The company’s strategy is composed of four components: Defining your target market, your three “Uniques,” your proven process and your guarantee.

Your target market is simply your ideal customer. Who are they, what are they and where are they? For the Advent Group it is people who appreciate good food and culture, 25 year old and above in the key cities of the world.

Your “uniques” can also be considered your competitive advantage or what makes you better than the rest. For Advent, it is our honorific Filipino service, our 40-year-old (or older) recipes and the display of snippets of Filipino culture.

Your proven process is the way you provide products and services to your customers in a manner that always works. In Advent’s case it is to “wow” the customer with Filipino culture, service and food.

Your guarantee, also known as a brand promise, must address a point of frustration or worry of your customer. It is often made more effective if it comes with a tangible penalty. An example of this is Domino’s Pizza’s guarantee of “delivery in 30 minutes or your Pizza is free.”

Defining your marketing strategy serves as the foundation in which to create all future marketing materials, advertisements and public messages.

With your vision, core values, core focus, 10 year target and strategy defined, you are now crystal clear on who you are, what you are, where you’re going and how to get there.

Now, paint a picture of your company three years forward in terms of revenues, other quantitative indices and the conditions you are in. Again for the Advent Group, it is to have at least 100 restaurants; several abroad, owning our office headquarters and being a close collaborator with government towards spreading Filipino cuisine and culture abroad.

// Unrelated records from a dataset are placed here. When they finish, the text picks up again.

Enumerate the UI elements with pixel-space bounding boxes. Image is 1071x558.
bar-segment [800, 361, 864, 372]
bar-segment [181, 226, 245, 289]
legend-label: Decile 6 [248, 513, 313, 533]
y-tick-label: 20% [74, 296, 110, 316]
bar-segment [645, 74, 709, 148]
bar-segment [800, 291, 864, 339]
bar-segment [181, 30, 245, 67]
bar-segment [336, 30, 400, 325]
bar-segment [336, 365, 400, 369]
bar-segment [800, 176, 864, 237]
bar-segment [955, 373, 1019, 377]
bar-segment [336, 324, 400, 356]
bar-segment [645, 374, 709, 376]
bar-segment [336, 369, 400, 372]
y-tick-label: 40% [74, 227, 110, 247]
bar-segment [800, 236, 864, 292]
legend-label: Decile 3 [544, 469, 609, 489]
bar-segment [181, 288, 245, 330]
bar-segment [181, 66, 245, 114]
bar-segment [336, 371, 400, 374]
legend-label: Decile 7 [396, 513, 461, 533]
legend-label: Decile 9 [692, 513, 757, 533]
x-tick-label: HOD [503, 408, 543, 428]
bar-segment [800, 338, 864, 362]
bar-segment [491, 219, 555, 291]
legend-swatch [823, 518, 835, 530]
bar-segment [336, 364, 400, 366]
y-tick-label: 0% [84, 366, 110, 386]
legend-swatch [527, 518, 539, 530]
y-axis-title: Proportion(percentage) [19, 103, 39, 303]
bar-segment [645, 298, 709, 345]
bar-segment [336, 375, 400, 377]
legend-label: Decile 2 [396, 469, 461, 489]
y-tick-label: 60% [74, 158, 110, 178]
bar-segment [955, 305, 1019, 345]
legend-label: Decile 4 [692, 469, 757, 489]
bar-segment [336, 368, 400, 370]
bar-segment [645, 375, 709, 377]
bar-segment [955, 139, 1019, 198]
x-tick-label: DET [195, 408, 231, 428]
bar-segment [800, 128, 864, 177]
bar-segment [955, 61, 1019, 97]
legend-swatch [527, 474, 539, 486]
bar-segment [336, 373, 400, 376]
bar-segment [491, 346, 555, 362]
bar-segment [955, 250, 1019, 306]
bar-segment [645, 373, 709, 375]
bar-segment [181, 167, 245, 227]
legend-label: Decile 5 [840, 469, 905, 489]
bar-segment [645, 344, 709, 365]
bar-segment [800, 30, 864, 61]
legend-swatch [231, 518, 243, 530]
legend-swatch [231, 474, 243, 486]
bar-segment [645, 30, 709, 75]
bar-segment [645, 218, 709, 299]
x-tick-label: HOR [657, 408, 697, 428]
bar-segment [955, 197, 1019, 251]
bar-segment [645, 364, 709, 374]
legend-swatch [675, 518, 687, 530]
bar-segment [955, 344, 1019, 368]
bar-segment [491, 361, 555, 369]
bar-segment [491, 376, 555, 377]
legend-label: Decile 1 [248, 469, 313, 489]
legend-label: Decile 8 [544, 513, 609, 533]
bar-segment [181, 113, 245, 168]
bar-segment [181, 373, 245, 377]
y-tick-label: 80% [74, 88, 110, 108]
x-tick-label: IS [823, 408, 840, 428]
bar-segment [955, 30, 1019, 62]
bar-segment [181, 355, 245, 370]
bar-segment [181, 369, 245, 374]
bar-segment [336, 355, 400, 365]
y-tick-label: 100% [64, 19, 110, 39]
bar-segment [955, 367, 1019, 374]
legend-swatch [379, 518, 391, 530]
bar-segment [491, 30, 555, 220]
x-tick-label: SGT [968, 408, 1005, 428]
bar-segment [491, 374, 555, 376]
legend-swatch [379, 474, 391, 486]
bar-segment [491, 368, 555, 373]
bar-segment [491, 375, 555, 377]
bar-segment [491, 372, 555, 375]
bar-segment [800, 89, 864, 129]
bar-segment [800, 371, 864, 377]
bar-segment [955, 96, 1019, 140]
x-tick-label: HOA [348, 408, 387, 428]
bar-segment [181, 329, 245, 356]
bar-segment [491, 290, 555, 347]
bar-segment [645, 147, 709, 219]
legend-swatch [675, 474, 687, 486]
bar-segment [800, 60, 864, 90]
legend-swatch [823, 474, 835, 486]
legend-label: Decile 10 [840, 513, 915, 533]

Defining this 3 year picture allows the organization to “see” what the future will be for the company and their role in it.

Having a management team and the Vision Organizer in place is like having the right people and the right road map to realize your vision. This is the first component to the professionalization of a company and fundamental for scaling-up.

Using these tools has helped many companies break the glass ceiling and become bigger, stronger and better.

One can only imagine the effect on the economy if the thousands of MSMEs developed by the DTI mature to become aggressive exporters and graduate to be large enterprises.